There’s little doubt we’ll see renewed study of the impact of the remote workforce in a time of crisis. Undoubtedly IT has learned, and in the coming months will continue to learn, much about the performance of its networks and the tools it has deployed for workforce collaboration.

Certainly, much effort will be expended on trying to game out scenarios for unknown disasters of the future.

We’ll all be reading many success stories, and probably a few less successful stories about the performance of key collaboration tools.

Are we finally ready for remote work for all?

Business has been making progress toward fostering a more flexible workspace.
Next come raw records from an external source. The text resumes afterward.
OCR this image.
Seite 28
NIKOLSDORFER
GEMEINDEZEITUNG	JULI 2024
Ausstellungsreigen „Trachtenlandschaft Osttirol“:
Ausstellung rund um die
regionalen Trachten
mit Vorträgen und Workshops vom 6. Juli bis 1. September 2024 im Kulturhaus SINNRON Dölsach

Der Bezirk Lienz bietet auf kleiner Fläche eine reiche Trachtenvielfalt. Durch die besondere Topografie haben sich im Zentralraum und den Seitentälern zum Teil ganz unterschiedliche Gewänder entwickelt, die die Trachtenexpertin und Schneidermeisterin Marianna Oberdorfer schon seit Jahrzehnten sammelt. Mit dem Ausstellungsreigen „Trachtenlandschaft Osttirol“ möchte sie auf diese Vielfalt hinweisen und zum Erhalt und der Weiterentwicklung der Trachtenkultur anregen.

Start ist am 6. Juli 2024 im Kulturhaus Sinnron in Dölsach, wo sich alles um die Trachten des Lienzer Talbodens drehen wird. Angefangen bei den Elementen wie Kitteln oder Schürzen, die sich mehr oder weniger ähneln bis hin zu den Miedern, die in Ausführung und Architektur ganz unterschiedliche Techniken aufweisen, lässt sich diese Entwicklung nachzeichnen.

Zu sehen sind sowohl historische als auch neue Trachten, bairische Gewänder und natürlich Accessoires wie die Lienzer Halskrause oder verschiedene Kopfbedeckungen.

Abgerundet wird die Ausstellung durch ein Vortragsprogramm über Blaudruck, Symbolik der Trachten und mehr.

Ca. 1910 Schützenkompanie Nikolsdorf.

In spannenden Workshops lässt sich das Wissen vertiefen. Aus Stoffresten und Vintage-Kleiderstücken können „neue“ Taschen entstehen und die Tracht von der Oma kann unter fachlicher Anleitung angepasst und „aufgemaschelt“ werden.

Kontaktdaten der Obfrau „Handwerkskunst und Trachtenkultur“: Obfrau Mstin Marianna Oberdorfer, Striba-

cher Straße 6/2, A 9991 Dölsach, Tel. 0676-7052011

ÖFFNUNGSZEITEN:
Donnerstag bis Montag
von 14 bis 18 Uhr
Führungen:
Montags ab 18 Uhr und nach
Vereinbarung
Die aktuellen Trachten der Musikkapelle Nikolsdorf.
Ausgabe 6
According to the International Workplace Group 2019 Global Workplace Study, 50% of employees globally work outside of their main office for 2.5 days a week or more and 74% of Americans consider flexible working to be the norm. That type of environment is increasingly crucial to attract and retain talent and has proven to increase productivity and help businesses better manage risk. Will the pandemic provide the spark to make remote work as much the norm?

Leaders to the front of the line!

The virus presumably has a limited lifespan, but its lessons should live on and provide IT leaders with ample evidence to boost remote work as businesses prepare to resume normal activities. The lockdowns and shelter-in-place advisories crimped the movement of workers, but it’s just as likely to shine a spotlight on leaders to illustrate those who stepped up in a crisis, and those who struggled.

Undoubtedly many of today’s leaders will have to adjust their thinking about remote work.

Managers must learn to trust in their remote workers. But they need the tools to keep on top of productivity and customer service to ensure that remote work furthers the goals of the organization.

At the same time, managers have to learn new skills in supervising the remote workforce, learning how to communicate and how to mentor from afar. Collaboration platforms will get us part of the way there, but the human element is still crucial. Speaking of that human element, let’s not forget to provide a pat on the back of those who kept us remotely working:

And, as one participant noted, don’t forget to pace yourself. And stay safe!